Will AI Ever Play in Peoria? The Enterprise Reality Check
3. AI Coding Assistants: Impressive Stats, Questionable Reality
Now, for the elephant in the room: AI coding assistants. Microsoft claims 30% of its code is AI-generated; Salesforce says 50% of its work is AI-driven. Impressive numbers—if you take them at face value.
But talk to actual developers, and you’ll hear a different story. To quote: “If you count every nonsensical autocomplete suggestion I immediately delete, sure, maybe 30% of my ‘code’ is AI-generated.”
The disconnect here is telling. Silicon Valley loves metrics that sound impressive— even if they’re meaningless in practice. AI can certainly help develop code, but it’s far from the silver bullet it’s claimed to be.
Why AI Isn’t Working in the Real World (Yet)
This finally brings me to the old vaudeville question—“Will it play in Peoria?” (For those unfamiliar with the phrase, it was a test of mainstream viability.) Today, we might be asking, “Will this AI solution actually work for a mid-market manufacturer in Ohio?”
Too often, the answer is no. Here’s why:
1. The “We Know Better” Fallacy
Tech vendors have a bad habit of presuming they understand business workflows better than the businesses themselves. The result? Solutions that look great in demos but fail in the wild.
Example: An AI procurement tool might optimize for cost—but if it doesn’t account for supplier relationships or lead times, it’s worse than useless.
2. The Process Problem
AI models thrive on clean, predictable data. But real-world business processes are messy, human-driven, and full of exceptions.
Example: An AI sales assistant might generate perfect email drafts—but if it can’t read the room (or the client’s tone), it’s a liability.
3. The Vibes-Based Approach
Some argue that AI can “figure out” optimal processes by generating thousands of simulations. The theory?
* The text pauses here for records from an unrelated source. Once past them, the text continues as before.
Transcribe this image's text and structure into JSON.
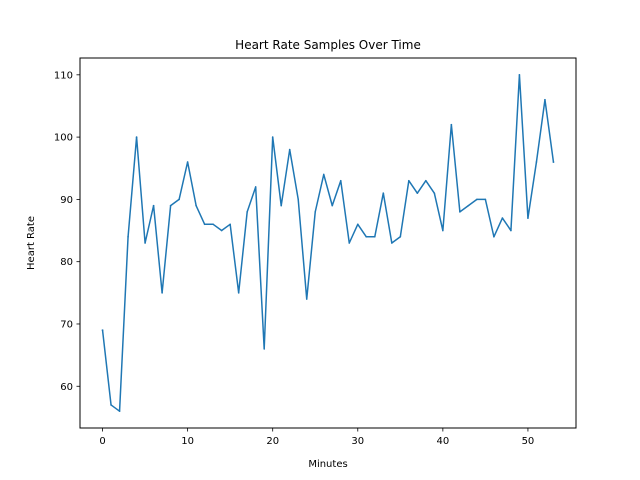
{
  "chart_data": {
    "type": "line",
    "title": "Heart Rate Samples Over Time",
    "xlabel": "Minutes",
    "ylabel": "Heart Rate",
    "xlim": [
      -2.65,
      55.65
    ],
    "ylim": [
      53.3,
      112.7
    ],
    "xticks": [
      0,
      10,
      20,
      30,
      40,
      50
    ],
    "yticks": [
      60,
      70,
      80,
      90,
      100,
      110
    ],
    "grid": false,
    "color": "#1f77b4",
    "series": [
      {
        "x": [
          0,
          1,
          2,
          3,
          4,
          5,
          6,
          7,
          8,
          9,
          10,
          11,
          12,
          13,
          14,
          15,
          16,
          17,
          18,
          19,
          20,
          21,
          22,
          23,
          24,
          25,
          26,
          27,
          28,
          29,
          30,
          31,
          32,
          33,
          34,
          35,
          36,
          37,
          38,
          39,
          40,
          41,
          42,
          43,
          44,
          45,
          46,
          47,
          48,
          49,
          50,
          51,
          52,
          53
        ],
        "values": [
          69,
          57,
          56,
          84,
          100,
          83,
          89,
          75,
          89,
          90,
          96,
          89,
          86,
          86,
          85,
          86,
          75,
          88,
          92,
          66,
          100,
          89,
          98,
          90,
          74,
          88,
          94,
          89,
          93,
          83,
          86,
          84,
          84,
          91,
          83,
          84,
          93,
          91,
          93,
          91,
          85,
          102,
          88,
          89,
          90,
          90,
          84,
          87,
          85,
          110,
          87,
          96,
          106,
          96
        ]
      }
    ]
  }
}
Throw enough data at the wall, and the best path will emerge.
The reality?
♦ Unguided AI produces as much noise as insight.
♦ Businesses need repeatability, not just experimentation.
♦ Synthetic data ≠ real-world nuance.
In short, AI can mimic—but it can’t contextualize.
How to Fix Enterprise AI (Hint: It’s Not More Hype)
If we want AI to work outside Silicon Valley, then we need to:
♦ Start with the problem, not the tech. Stop asking, “What can AI do?” and start asking, “What’s broken, and how do we fix it?”
♦ Observe real workflows. Spend a week (or more) working in a distribution center before automating it.
♦ Pilot in the wild. Lab results don’t matter—only real-world performance does.
♦ Augment, don’t replace. AI should assist humans, not pretend to replace them.
At the end of the day, AI isn’t failing because the tech isn’t advanced enough (a topic I have covered in this column before)—it’s failing because we’re applying it to the wrong problems in the wrong ways. Until we shift focus from hypedriven demos to outcome-driven solutions, AI will remain a solution in search of a problem. And if that doesn’t change? Well, let’s just say that Peoria isn’t holding its breath.
In short, AI can mimic—but it can’t contextualize.